Нельзя заниматься историей 40–60–х годов, не прочитав книгу этой легкомысленной «эффектной брюнетки», как взывал ее Фет. С какой небрежностью, но как блестяще Срисованы ею Герцен, Грановский, Лев Толстой, Гончаров,
Ив. Аксаков. Наивность, «немудреность» делают эти мемуа ры драгоценнейшим памятником нашего прошлого.
РАИСА БЛОХ. Мой город.
Петрополис. 1928.
Этот сборник стихов посвящен Петербургу: он связан с ним не только заглавием и именем издательства, но и поэтическими темами и всем строем своего лиризма.

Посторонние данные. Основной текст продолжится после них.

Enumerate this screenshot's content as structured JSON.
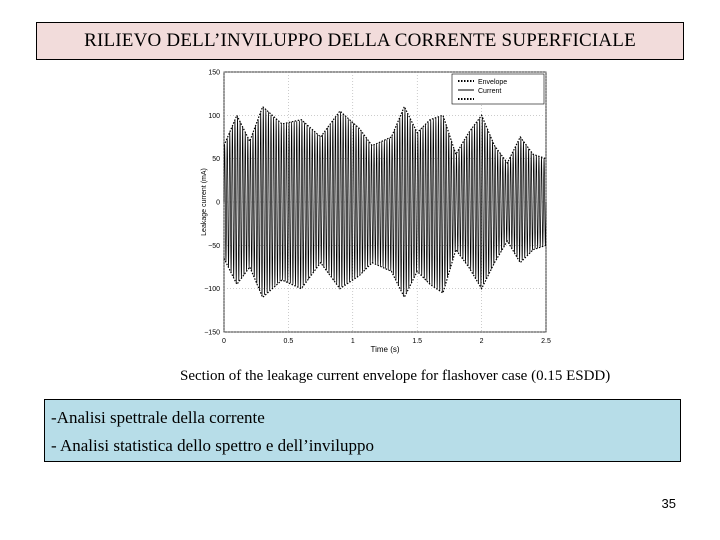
{
  "slide": {
    "title": "RILIEVO DELL’INVILUPPO DELLA CORRENTE SUPERFICIALE",
    "caption": "Section of the leakage current envelope for flashover case (0.15 ESDD)",
    "bullets": [
      "-Analisi spettrale della corrente",
      "- Analisi statistica dello spettro e dell’inviluppo"
    ],
    "page_number": "35"
  },
  "chart_data": {
    "type": "line",
    "xlabel": "Time (s)",
    "ylabel": "Leakage current (mA)",
    "xlim": [
      0,
      2.5
    ],
    "ylim": [
      -150,
      150
    ],
    "xticks": [
      "0",
      "0.5",
      "1",
      "1.5",
      "2",
      "2.5"
    ],
    "yticks": [
      "150",
      "100",
      "50",
      "0",
      "−50",
      "−100",
      "−150"
    ],
    "grid": true,
    "legend_position": "top-right",
    "legend": [
      "Envelope",
      "Current"
    ],
    "envelope_upper": {
      "x": [
        0,
        0.1,
        0.2,
        0.3,
        0.45,
        0.6,
        0.75,
        0.9,
        1.05,
        1.15,
        1.3,
        1.4,
        1.5,
        1.6,
        1.7,
        1.8,
        1.9,
        2.0,
        2.1,
        2.2,
        2.3,
        2.4,
        2.5
      ],
      "y": [
        65,
        100,
        70,
        110,
        90,
        95,
        75,
        105,
        85,
        65,
        75,
        110,
        80,
        95,
        100,
        55,
        80,
        100,
        65,
        45,
        75,
        55,
        50
      ]
    },
    "envelope_lower": {
      "x": [
        0,
        0.1,
        0.2,
        0.3,
        0.45,
        0.6,
        0.75,
        0.9,
        1.05,
        1.15,
        1.3,
        1.4,
        1.5,
        1.6,
        1.7,
        1.8,
        1.9,
        2.0,
        2.1,
        2.2,
        2.3,
        2.4,
        2.5
      ],
      "y": [
        -65,
        -95,
        -75,
        -110,
        -90,
        -100,
        -70,
        -100,
        -85,
        -70,
        -80,
        -110,
        -80,
        -95,
        -105,
        -55,
        -75,
        -100,
        -70,
        -45,
        -70,
        -55,
        -50
      ]
    },
    "colors": {
      "current": "#000000",
      "envelope": "#000000"
    }
  }
}
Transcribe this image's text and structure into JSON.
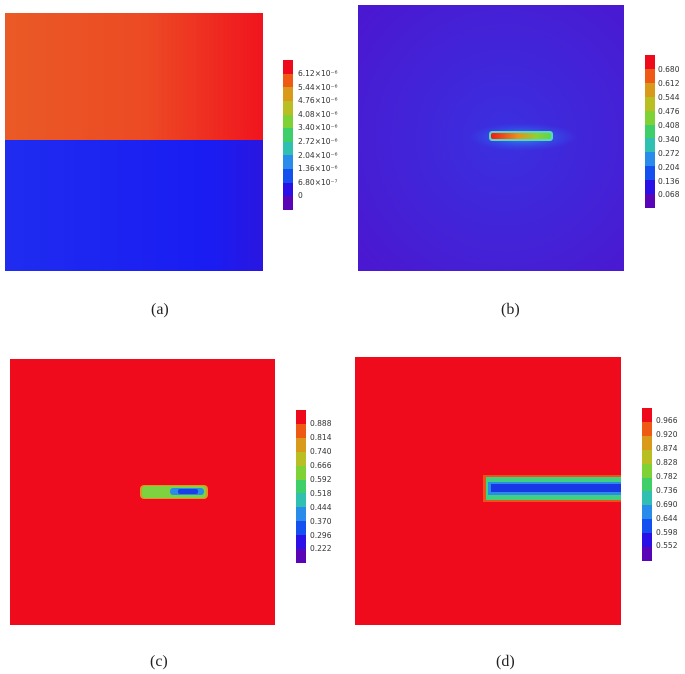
{
  "panels": [
    {
      "id": "a",
      "caption": "(a)",
      "ticks": [
        "6.12×10⁻⁶",
        "5.44×10⁻⁶",
        "4.76×10⁻⁶",
        "4.08×10⁻⁶",
        "3.40×10⁻⁶",
        "2.72×10⁻⁶",
        "2.04×10⁻⁶",
        "1.36×10⁻⁶",
        "6.80×10⁻⁷",
        "0"
      ]
    },
    {
      "id": "b",
      "caption": "(b)",
      "ticks": [
        "0.680",
        "0.612",
        "0.544",
        "0.476",
        "0.408",
        "0.340",
        "0.272",
        "0.204",
        "0.136",
        "0.068"
      ]
    },
    {
      "id": "c",
      "caption": "(c)",
      "ticks": [
        "0.888",
        "0.814",
        "0.740",
        "0.666",
        "0.592",
        "0.518",
        "0.444",
        "0.370",
        "0.296",
        "0.222"
      ]
    },
    {
      "id": "d",
      "caption": "(d)",
      "ticks": [
        "0.966",
        "0.920",
        "0.874",
        "0.828",
        "0.782",
        "0.736",
        "0.690",
        "0.644",
        "0.598",
        "0.552"
      ]
    }
  ],
  "colorbar_colors": [
    "#ee0a1a",
    "#ee5a14",
    "#d99a1c",
    "#b9bf22",
    "#7fd235",
    "#3fcf6a",
    "#2fc0b2",
    "#2a8cea",
    "#1450f0",
    "#2a10e6",
    "#5a04b8"
  ]
}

Мне был отчизной город белый,
Где ветер треплет вымпела…
начинает поэт — и сразу вводит нас в особенный, пленительный мир «петербургской школы». Р. Блох не порвала связи со своими учителями и друзьями, оставшимися там, в «золотом, широкозвонном» городе, в ее песнях — отклики далеких голосов. Она — из их семьи, из их высокого рода. Ее роднит с Ахматовой, Гумилевым, Мандельштамом, Кузминым, М. Лозинским — строгая сдержанность слов. У нее — любовь к точному, простому выражению, к «классическому» спокойному ритму — к мере и числу. Не все стихи ее удачны; во многих — незаконченные, незастроенные пространства, но все они на высоком поэтическом уровне. Р. Блох разборчива в средствах и сурова к себе; в ее строфах нет ложных эффектов и «красивости». Для начинающего поэта удивительна ее свобода от бутафории. Все проверено хорошим вкусом и доведено до простейшего выражения. О любви, о печали, о воспоминаниях рассказывается без восклицаний, без «нутра» — и этот застенчивый холодок возвращает знакомым темам всю их свежесть. Правда, сдержанность ее кажется нам иногда боязливостью и неуверенностью в себе. Пока трудно сказать, как велик этот, впервые прозвучавший, голос: стихи Р. Блох — под сурдинку: она не решается еще запеть громко. Но тембр ее голоса чист.